And you need 2005+ (now) so 2006 to do Lyft...an important option to fall back on & lyft DF alone is verrry valuable already.

Both of your examples of XLs are horribly overpriced junk.



Leonard818 said:


> Can EVERYONE bid on gsa auctions? Isn't the dealer license required?


Everyone.

Its not for dealers. Its government anti-waste and anti-corruption rules overlapping....they MUST make an effort to sell off stuff they no longer use, but have to sell it open to the public to avoid graft and favoritism in exchange for kickbacks.


----------



## Dammit Mazzacane (Dec 31, 2015)

Pros and cons for that era saucy05 :

- Passengers like the back legroom
- Good seats for the driver
- The car's turning radius is shit
- gas mileage is OK but you could do better depending on what's available
- It's rumored that those transmissions aren't meant to last beyond 150,000 miles
- Decent in the snow, probably because of its weight

Three quirks: 
- The headlights are changed from an access panel under the wheelwell.

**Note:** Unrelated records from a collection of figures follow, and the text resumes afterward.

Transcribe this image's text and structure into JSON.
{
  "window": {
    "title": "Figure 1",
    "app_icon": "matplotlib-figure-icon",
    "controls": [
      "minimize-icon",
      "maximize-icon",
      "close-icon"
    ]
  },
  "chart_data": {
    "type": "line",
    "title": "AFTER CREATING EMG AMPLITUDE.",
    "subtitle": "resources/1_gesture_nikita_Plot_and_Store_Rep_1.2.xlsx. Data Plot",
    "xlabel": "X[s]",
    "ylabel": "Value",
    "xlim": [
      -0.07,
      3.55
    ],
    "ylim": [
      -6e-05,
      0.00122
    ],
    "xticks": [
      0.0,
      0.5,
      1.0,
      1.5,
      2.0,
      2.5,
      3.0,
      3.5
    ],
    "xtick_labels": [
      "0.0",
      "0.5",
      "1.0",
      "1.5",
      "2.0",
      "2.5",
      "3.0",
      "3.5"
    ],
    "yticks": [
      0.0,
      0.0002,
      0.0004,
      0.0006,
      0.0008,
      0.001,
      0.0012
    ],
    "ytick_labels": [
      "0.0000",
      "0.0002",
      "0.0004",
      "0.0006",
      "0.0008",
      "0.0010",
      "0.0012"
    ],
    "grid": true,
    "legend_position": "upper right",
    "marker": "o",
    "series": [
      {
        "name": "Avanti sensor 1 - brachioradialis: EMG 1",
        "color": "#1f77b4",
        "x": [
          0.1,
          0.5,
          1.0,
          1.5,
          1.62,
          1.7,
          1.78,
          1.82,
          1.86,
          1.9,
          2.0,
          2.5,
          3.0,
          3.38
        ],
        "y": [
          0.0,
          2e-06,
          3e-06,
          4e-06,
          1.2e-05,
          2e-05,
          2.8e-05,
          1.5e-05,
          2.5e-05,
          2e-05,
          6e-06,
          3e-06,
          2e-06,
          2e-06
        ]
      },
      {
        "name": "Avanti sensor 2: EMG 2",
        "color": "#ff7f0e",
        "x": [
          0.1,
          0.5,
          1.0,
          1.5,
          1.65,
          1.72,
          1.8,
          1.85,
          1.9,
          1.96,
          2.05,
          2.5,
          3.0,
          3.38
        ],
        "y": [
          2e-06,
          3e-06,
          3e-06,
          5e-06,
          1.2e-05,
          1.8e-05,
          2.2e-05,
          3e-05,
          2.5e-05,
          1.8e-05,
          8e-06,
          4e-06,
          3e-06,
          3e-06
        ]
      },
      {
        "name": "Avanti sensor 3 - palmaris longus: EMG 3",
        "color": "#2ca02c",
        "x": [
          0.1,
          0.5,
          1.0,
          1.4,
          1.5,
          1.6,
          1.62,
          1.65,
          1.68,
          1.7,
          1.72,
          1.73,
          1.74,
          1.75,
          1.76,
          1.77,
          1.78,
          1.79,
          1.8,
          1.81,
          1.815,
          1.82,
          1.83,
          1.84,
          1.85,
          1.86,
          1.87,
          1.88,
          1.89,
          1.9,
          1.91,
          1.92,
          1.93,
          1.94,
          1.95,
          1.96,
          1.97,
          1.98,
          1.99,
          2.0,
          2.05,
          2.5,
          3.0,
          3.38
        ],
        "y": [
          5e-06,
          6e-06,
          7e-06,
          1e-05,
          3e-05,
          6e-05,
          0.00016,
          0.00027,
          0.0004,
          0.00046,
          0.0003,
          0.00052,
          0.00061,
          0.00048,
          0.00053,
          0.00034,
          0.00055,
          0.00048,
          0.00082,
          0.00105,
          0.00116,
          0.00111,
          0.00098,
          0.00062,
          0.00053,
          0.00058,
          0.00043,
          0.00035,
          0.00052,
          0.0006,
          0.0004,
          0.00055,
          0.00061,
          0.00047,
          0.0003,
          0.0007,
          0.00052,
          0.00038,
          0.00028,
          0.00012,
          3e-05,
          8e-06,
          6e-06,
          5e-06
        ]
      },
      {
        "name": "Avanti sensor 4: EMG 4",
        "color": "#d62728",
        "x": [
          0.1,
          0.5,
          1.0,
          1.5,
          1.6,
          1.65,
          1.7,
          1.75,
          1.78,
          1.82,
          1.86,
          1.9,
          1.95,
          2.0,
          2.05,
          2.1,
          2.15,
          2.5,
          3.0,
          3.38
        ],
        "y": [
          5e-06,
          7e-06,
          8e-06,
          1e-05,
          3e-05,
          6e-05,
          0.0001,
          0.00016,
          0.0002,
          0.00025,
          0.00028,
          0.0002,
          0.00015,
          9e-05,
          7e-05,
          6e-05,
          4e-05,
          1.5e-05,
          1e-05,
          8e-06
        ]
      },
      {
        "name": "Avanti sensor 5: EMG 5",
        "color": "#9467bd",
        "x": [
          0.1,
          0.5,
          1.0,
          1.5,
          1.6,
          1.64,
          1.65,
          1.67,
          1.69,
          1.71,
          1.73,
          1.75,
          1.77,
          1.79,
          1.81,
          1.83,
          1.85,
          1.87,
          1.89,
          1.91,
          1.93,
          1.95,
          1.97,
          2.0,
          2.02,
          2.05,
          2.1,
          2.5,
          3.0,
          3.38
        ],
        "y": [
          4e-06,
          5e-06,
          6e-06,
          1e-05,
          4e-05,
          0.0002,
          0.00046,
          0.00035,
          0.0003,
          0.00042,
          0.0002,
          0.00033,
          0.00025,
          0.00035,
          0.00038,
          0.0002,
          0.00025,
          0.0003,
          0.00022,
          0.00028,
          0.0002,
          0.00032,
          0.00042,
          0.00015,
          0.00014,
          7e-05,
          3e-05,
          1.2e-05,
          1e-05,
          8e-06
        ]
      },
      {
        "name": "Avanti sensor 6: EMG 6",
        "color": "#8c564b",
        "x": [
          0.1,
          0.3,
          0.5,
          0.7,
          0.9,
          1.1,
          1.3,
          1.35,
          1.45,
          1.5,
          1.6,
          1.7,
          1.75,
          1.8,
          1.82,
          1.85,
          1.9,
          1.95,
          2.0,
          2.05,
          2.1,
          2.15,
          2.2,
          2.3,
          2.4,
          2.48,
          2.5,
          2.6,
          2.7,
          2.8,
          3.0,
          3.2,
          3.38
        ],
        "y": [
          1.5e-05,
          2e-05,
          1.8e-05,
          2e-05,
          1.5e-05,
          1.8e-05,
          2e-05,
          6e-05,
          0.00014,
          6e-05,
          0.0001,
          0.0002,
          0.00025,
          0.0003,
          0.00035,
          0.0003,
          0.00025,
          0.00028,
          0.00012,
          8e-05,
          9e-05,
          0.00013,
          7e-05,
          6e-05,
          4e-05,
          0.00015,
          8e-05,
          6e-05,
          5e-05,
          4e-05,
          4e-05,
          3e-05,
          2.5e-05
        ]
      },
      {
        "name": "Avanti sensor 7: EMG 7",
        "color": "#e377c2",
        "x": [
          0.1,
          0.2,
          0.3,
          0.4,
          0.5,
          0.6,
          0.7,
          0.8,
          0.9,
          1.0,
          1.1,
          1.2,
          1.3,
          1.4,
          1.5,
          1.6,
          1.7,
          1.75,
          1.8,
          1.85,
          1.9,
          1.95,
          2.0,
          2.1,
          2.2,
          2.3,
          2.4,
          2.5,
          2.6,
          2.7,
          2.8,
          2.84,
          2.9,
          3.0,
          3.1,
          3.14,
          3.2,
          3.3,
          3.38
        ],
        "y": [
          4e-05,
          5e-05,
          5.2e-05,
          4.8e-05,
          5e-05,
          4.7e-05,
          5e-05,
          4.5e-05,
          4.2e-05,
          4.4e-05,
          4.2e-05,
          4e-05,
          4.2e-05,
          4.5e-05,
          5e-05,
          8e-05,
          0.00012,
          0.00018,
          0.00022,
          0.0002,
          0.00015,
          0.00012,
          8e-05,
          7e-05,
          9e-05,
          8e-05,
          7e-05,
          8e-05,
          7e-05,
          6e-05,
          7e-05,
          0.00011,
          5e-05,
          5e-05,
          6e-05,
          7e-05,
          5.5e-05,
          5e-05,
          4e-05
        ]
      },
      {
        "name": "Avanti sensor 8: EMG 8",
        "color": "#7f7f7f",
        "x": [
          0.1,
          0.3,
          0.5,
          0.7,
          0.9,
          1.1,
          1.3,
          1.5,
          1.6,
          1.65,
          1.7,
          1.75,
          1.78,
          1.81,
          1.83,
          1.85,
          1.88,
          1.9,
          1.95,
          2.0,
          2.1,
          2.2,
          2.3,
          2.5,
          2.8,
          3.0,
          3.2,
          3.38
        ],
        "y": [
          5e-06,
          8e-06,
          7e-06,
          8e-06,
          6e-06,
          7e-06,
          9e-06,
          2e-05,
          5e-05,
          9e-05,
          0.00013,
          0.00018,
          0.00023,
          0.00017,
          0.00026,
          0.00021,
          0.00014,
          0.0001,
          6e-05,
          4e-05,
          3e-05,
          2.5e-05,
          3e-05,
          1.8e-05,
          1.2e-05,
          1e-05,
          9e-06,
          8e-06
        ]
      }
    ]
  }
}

Don't ask me why.
- The back taillight housings are prone to busting and cracking
- Every Fusion seems to have the hand pulls above the doors lose their springs, meaning a floppy handgrabber.

The newer model "sharknose" Fusions seem much more refined.

At $3,500, the price is definitely right for the car. Hope it's the I-4 versus the V6 for gas mileage, but don't expect it to be able to get out of its own way on the freeway.

azndriver87 don't get that old Chrysler 300 , that's not worth it for this gig


----------